Pinheiro reported an “increasing and alarming presence” of Islamist militants in Syria, some joining the rebels and others operating independently.
They tended to radicalize the rebels, who have also committed war crimes, the Brazilian expert said.
It would be “improper” to make public the list of suspects because they were entitled to the presumption of innocence and no mechanism to hold perpetrators responsible was in place yet where allegations could be contested, Pinheiro said.
His team interviewed more than 1,100 victims, refugees and defectors in the past year.

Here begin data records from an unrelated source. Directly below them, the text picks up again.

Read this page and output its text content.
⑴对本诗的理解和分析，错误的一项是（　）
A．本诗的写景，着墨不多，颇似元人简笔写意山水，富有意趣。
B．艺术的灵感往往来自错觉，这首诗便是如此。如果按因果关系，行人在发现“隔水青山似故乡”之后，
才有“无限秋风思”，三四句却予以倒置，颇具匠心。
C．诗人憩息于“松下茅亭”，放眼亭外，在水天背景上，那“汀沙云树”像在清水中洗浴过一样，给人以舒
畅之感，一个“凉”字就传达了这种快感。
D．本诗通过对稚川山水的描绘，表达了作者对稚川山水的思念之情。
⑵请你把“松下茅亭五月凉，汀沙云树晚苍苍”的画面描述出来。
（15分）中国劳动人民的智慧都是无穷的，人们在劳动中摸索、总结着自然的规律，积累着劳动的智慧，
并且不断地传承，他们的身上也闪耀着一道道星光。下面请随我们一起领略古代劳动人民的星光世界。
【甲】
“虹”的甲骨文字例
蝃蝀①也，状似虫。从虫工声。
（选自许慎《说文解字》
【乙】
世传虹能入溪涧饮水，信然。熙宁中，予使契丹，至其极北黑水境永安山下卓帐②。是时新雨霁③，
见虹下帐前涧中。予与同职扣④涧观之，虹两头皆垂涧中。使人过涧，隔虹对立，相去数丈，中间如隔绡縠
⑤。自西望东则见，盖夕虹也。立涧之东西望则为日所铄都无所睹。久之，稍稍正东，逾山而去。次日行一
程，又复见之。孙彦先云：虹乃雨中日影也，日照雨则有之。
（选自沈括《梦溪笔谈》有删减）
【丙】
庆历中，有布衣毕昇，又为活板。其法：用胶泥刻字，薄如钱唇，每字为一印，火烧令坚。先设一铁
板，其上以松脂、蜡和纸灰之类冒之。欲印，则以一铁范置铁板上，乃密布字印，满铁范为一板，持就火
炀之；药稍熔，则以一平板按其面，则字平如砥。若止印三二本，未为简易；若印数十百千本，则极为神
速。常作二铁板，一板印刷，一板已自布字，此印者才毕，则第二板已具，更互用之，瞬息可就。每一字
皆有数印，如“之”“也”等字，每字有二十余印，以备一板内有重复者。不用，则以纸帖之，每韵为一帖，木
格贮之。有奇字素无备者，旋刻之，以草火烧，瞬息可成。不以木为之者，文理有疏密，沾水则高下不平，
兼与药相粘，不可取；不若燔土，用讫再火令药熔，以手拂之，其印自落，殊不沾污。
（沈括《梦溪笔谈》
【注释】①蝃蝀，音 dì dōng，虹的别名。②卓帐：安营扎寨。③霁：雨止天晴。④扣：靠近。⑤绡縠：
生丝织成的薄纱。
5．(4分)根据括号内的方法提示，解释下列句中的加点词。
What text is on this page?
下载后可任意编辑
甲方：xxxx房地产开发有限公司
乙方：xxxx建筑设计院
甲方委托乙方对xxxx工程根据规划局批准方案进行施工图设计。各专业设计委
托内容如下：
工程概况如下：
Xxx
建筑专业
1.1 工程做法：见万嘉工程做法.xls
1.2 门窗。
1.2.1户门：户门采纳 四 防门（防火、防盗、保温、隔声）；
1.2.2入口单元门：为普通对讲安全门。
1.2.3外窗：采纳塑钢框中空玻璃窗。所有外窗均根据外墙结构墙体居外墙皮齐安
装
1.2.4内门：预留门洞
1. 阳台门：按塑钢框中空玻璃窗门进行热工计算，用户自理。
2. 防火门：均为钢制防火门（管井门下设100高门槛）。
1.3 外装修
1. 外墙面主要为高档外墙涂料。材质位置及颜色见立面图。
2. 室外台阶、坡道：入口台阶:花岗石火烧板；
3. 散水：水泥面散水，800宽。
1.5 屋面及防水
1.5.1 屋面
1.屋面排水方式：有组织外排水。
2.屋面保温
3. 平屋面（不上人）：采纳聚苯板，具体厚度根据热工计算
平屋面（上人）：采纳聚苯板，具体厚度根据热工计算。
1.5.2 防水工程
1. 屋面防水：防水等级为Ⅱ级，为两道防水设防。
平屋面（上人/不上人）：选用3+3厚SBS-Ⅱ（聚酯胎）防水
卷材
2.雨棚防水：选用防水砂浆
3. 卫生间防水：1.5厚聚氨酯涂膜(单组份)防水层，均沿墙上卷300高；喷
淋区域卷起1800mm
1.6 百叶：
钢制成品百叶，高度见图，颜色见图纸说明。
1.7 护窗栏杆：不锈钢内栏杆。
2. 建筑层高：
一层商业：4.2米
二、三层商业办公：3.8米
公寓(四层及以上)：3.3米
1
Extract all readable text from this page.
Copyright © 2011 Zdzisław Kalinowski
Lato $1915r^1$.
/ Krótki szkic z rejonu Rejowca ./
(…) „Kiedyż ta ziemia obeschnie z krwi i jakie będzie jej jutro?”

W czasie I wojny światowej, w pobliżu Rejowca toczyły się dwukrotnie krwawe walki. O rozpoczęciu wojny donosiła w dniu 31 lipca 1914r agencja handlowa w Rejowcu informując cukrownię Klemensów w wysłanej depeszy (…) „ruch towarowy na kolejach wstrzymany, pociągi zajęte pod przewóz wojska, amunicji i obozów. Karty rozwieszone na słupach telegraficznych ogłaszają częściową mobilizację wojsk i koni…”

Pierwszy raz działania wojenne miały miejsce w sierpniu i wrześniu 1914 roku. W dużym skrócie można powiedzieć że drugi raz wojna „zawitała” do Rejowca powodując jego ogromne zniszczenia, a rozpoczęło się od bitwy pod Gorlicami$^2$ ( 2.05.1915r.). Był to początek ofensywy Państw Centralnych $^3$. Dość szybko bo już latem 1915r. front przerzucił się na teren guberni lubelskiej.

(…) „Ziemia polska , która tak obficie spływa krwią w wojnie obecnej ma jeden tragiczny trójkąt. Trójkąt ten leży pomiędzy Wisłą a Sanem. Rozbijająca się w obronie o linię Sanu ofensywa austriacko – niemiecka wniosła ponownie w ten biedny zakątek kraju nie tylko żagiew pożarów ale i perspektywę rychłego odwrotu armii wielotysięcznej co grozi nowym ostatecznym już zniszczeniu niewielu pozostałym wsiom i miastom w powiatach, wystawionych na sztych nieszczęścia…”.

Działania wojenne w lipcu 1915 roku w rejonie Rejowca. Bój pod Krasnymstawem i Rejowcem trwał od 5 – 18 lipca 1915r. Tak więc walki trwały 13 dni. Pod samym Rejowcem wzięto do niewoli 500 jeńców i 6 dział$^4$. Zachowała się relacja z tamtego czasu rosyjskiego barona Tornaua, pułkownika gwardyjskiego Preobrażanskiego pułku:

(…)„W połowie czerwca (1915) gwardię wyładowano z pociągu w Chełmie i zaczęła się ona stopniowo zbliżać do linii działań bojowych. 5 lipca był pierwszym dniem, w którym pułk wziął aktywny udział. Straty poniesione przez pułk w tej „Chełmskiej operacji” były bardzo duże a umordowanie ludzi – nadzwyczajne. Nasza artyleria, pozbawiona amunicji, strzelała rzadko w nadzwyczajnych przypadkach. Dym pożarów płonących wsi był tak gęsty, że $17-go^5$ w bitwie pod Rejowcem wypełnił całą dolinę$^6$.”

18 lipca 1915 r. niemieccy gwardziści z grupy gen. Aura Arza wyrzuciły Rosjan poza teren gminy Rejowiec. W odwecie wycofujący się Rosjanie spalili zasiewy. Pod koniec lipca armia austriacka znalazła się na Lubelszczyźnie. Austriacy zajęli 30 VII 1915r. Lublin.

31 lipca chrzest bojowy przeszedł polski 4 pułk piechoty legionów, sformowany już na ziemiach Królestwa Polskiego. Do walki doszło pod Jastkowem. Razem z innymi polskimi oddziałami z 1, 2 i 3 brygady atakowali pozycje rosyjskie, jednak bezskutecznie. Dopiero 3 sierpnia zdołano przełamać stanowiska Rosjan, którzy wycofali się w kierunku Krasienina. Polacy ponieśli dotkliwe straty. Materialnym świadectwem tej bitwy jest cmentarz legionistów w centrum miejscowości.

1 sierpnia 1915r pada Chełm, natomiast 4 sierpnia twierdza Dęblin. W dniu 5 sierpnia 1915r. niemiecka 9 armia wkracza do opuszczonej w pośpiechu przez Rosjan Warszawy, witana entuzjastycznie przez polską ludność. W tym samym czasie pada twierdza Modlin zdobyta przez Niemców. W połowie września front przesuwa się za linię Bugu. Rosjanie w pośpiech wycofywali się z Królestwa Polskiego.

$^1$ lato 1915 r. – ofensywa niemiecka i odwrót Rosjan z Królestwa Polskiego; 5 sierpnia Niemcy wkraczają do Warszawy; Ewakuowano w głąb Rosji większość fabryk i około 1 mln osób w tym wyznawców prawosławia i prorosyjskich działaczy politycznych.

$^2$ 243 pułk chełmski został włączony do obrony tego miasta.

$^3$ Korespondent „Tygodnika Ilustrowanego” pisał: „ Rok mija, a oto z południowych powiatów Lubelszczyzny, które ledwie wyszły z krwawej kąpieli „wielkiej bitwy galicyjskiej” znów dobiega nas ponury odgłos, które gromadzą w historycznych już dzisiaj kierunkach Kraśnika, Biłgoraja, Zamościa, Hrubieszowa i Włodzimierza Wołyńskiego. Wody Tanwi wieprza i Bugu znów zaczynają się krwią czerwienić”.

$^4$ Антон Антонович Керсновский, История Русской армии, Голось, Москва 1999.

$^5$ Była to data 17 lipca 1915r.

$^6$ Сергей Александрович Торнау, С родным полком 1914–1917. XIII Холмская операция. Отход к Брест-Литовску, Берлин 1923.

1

“We have no interviews with wounded soldiers, or families of dead agents of the government because the government of Syria does not allow us access to Syria,” he said.
Syrian Ambassador Faysal Khabbaz Hamoui accused Western and Arab powers of arming and funding rebels conducting a jihad, or holy war, against Damascus, and said that this would backfire.
“The mercenaries are a time bomb that will explode later in the country and in the countries supporting them after they finish their terrorist mission in Syria,” he said.
The report should have named countries that “support the killers,” which he said included the US, Qatar, Saudi Arabia, Turkey and Libya.
“One of the facts that we do not see in the report is that many international parties are working at increasing the crisis in Syria through instigating their media, through training mercenaries, al-Qaeda elements, training them and funding them and sending them to Syria for jihad. This [is done] through fatwas that were issued,” Khabbaz Hamoui said during the four-hour debate.
Syrian ally Russia said rebels were committing “terrorist acts,” including executions.